Failure to Administer Oxygen Therapy as Ordered
Penalty
Summary
The deficiency involves the facility’s failure to administer oxygen therapy as ordered by the physician for a resident with COPD. The resident was admitted with chronic obstructive pulmonary disease and had severely impaired cognition, requiring total staff assistance for all ADLs and mobility. A physician’s order dated 3/27/2026 directed that the resident receive continuous supplemental oxygen at a fixed rate of 2 L/min, with no indication that staff could adjust the flow rate. The resident’s care plan for altered respiratory status related to COPD instructed staff to administer oxygen as ordered. On 3/31/2026, during observations at the bedside at 8:45 a.m. and 9:40 a.m., the resident was noted to be receiving oxygen at 3 L/min, which did not match the physician’s order.

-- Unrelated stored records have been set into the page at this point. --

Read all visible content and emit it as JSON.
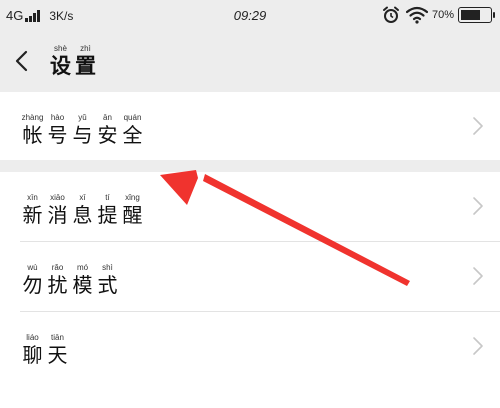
{
  "status_bar": {
    "network": "4G",
    "speed": "3K/s",
    "time": "09:29",
    "battery": "70%",
    "battery_level": 0.7
  },
  "header": {
    "title": [
      {
        "hz": "设",
        "py": "shè"
      },
      {
        "hz": "置",
        "py": "zhì"
      }
    ]
  },
  "settings": {
    "account_security": [
      {
        "hz": "帐",
        "py": "zhàng"
      },
      {
        "hz": "号",
        "py": "hào"
      },
      {
        "hz": "与",
        "py": "yǔ"
      },
      {
        "hz": "安",
        "py": "ān"
      },
      {
        "hz": "全",
        "py": "quán"
      }
    ],
    "items": [
      [
        {
          "hz": "新",
          "py": "xīn"
        },
        {
          "hz": "消",
          "py": "xiāo"
        },
        {
          "hz": "息",
          "py": "xī"
        },
        {
          "hz": "提",
          "py": "tí"
        },
        {
          "hz": "醒",
          "py": "xǐng"
        }
      ],
      [
        {
          "hz": "勿",
          "py": "wù"
        },
        {
          "hz": "扰",
          "py": "rǎo"
        },
        {
          "hz": "模",
          "py": "mó"
        },
        {
          "hz": "式",
          "py": "shì"
        }
      ],
      [
        {
          "hz": "聊",
          "py": "liáo"
        },
        {
          "hz": "天",
          "py": "tiān"
        }
      ]
    ]
  },
  "colors": {
    "page_background": "#ededed",
    "list_background": "#ffffff",
    "annotation_arrow": "#f0332e"
  },
  "icons": {
    "back": "chevron-left-icon",
    "row": "chevron-right-icon",
    "wifi": "wifi-icon",
    "alarm": "alarm-icon",
    "signal": "signal-bars-icon"
  }
}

An LVN reported that the resident was on 3 L/min when he checked vital signs that morning and stated this was not the ordered rate; he said he reported this to the previous shift’s RN supervisor but was unsure what action was taken. Another RN supervisor confirmed there was no documentation in the record to support an increased flow rate or any notification to the physician about the change from 2 L/min to 3 L/min, and reiterated that the order was for a fixed rate of 2 L/min. During a concurrent observation and interview, the prior RN supervisor acknowledged the resident was on 3 L/min and that the flow rate needed to be corrected to match the order. The facility’s oxygen administration policy required staff to verify a physician order, document the flow rate and rationale, and report information per professional standards, which was not followed in this instance.